Songs in Ursa Major by Emma Brodie
Here’s what Publishers Weekly had to say about Songs in Ursa Major: “Brodie’s breezy debut draws on the American soft rock music scene of the 1960s and ’70s to mixed results. In the summer of 1969, ‘heir apparent of folk rock’ Jesse Reid is supposed to perform at a famous festival on an island off the coast of Massachusetts that bears more than a passing resemblance to Martha’s Vineyard. When Jesse is suddenly sidelined by a motorcycle accident, local band The Breakers, led by 19-year-old Jane Quinn, takes his place, to resounding success. Soon, Jesse’s manager offers to make Jane a star, and Jane visits gorgeous, tormented Jesse at his parents’ island mansion, where he is recovering from his injuries. After Jane and her band get a record contract and start touring with Jesse, Jane and Jesse become romantically involved, and she becomes aware of his increasing dependence on drugs. Brodie’s narrative is at its best when focused on the mechanics and politics of music production, which emerge from the perspectives of the band’s manager and sound engineer. Brodie also has a clear grasp of the hurdles faced by Jane as a female musician, but the romantic and erotic aspects of the novel are less convincing (‘his hands gripping her hips like handles on a plow’). In the end, this riff on A Star Is Born doesn’t transcend its well-worn origins.”

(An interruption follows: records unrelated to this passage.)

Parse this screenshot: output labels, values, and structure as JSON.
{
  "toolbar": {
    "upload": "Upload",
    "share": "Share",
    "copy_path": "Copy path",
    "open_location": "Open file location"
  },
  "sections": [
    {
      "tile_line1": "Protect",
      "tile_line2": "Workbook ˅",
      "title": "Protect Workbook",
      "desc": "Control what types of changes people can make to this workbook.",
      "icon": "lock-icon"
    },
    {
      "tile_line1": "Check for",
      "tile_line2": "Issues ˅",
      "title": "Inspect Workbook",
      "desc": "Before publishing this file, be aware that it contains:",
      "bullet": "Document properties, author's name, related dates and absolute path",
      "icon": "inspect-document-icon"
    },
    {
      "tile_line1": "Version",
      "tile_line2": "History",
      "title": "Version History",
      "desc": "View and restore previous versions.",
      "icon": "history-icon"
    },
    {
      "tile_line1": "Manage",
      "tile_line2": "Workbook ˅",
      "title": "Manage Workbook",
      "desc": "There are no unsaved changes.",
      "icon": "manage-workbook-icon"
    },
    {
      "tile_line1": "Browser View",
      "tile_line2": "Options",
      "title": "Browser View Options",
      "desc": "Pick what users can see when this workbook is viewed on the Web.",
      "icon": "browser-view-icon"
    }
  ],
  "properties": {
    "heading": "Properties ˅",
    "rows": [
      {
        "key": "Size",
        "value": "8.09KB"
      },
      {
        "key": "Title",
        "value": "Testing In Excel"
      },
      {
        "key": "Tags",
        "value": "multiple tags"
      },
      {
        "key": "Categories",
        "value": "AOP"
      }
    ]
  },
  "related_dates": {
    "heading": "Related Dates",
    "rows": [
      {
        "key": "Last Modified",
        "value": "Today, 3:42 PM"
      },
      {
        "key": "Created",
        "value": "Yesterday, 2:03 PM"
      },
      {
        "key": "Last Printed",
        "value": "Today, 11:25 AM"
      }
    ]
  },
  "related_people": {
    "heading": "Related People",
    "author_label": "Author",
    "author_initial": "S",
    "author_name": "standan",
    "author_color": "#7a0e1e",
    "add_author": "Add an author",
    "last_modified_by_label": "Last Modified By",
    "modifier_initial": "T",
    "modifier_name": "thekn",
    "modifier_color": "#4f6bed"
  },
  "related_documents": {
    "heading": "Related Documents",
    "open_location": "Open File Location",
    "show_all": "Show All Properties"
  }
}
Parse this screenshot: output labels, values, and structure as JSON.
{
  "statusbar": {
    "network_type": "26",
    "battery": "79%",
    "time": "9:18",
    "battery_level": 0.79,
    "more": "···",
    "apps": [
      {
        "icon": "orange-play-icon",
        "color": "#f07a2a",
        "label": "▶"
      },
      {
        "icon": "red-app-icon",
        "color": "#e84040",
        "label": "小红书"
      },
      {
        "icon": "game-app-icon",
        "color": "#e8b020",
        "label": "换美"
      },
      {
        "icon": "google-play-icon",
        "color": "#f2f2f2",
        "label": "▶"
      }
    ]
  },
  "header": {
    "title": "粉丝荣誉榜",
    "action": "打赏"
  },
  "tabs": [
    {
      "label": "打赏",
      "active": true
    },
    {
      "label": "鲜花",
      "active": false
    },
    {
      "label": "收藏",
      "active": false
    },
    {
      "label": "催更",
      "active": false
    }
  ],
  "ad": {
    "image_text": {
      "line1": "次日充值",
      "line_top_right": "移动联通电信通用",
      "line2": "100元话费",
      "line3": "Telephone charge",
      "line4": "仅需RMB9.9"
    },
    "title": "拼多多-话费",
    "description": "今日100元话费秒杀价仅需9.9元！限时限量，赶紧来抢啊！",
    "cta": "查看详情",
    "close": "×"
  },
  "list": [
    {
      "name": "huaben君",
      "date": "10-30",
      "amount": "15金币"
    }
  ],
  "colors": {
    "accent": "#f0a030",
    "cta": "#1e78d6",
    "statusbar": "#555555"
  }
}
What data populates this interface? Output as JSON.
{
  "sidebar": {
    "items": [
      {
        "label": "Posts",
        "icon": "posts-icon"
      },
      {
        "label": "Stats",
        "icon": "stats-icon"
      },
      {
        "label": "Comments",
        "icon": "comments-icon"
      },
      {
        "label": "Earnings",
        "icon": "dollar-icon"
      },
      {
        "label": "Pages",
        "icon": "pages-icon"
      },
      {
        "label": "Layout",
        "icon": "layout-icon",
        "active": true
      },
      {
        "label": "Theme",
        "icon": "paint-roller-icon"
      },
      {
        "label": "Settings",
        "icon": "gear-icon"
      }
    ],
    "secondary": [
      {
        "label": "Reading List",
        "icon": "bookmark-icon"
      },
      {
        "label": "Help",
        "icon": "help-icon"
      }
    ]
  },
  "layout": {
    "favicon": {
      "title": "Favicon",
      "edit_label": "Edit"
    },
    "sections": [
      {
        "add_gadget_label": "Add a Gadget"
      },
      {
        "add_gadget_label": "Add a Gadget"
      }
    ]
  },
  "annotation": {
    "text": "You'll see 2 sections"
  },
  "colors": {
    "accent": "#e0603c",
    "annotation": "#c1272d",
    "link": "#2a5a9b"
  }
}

God Spare the Girls by Kelsey McKinney
Here’s what Publishers Weekly had to say about God Spare the Girls: “Two sisters are rocked by the infidelity of their famous pastor father in McKinney’s promising debut. At the outset, Caroline Nolan is excited to leave for college and is helping her older sister, Abby, prepare for her wedding with Matthew, an oil rig worker. The sisters have always been expected to behave like their father, Luke—gracious and holy—which as a girl Caroline thought was a privilege, but now begins to question. Abby, meanwhile, has helped write her father’s sermons without receiving credit—one of which went viral with Luke encouraging a million teenagers to wear abstinence rings and take purity vows. Caroline secretly loses her virginity and worries her sister is settling for Matthew, whose strong feelings for Abby aren’t completely reciprocated. Then a woman from the congregation confesses to a relationship with Luke, leading the church board to put him on probation. Their mother stands by her man, but the sisters move into a ranch they inherited from their grandmother. As the weeks go by and the wedding nears, the sisters bond over their anger toward their father’s hypocrisy, which escalates with another revelation. While the ending is a bit abrupt, McKinney otherwise successfully wrangles her plot. This stirring debut about faith, secrets, and familial bonds will keep readers turning the pages.”